Last night on NBC Nightly News, John Hofmeister, former exec of Shell Oil, ran down the possibilities. In his rundown of bad to worse, he noted that the last option would be to implode the well, which I recall him saying "which no one wants to see" (or something to that effect, the video is no longer available on their site.)
That got me thinking: really? no one wants to see the well imploded? Um, if that will stop the leak, then I want to see it. In fact I would have been much happier if that's what they did a month ago now.
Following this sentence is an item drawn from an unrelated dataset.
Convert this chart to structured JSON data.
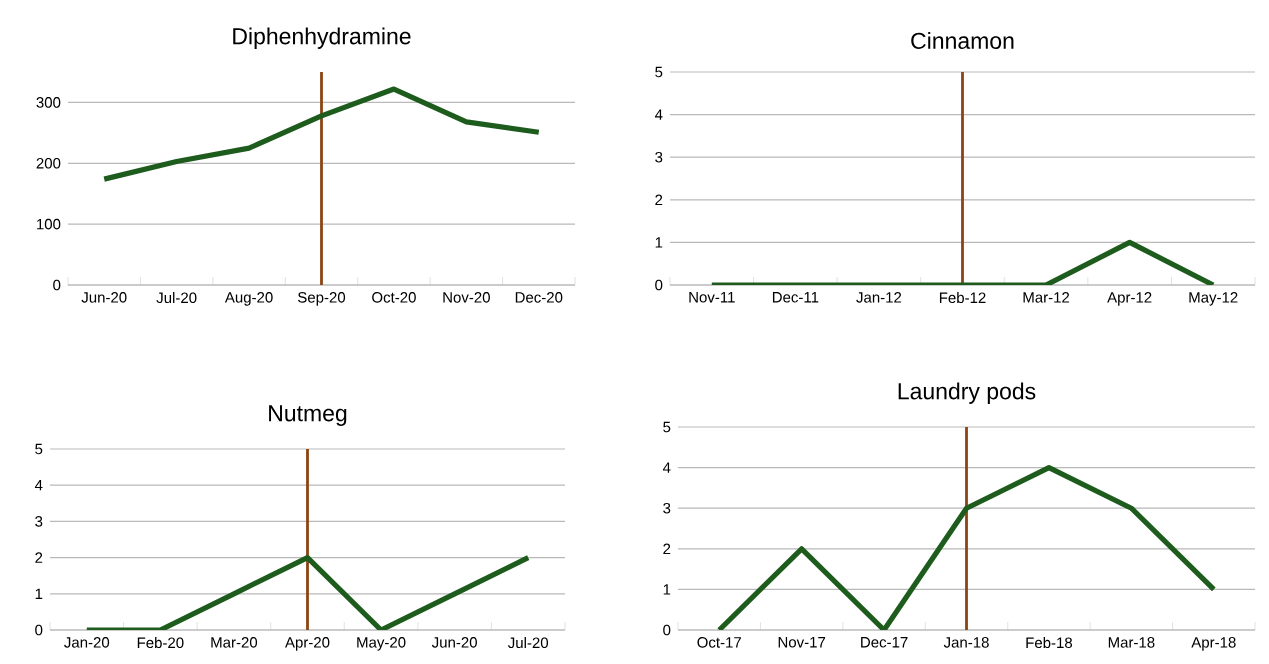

And that got me thinking about that containment dome strategy to contain the oil--the first effort to stop the out of control gusher. I went back to June 9th to see what the report was on this failure, and I found this on Yahoo News:
The containment box plan, never before tried at such depths, had been designed to siphon up to 85 percent of the leaking oil to a tanker at the surface. It had taken about two weeks to build the box and three days to cart it 50 miles out and slowly lower it to the well.
Icelike hydrates, a slushy mixture of gas and water, clogged the opening in the top of the peaked box like sand in a funnel, only upside-down.
So, tell me again why this clogged dome was a problem. I thought the goal of the strategy was to stop the spew of oil, which based on this report, as well as others, is what occurred. However, BP was apparently unhappy that the clogged port didn't allow them to siphon the oil. So they scrapped the clogged dome even though it was preventing the oil from fouling the ocean?
We've got the worst man-made environmental disaster in history, and BP is still acting as if obtaining the oil is the priority. It's long past time to put them on notice: our planet is more valuable than their profits.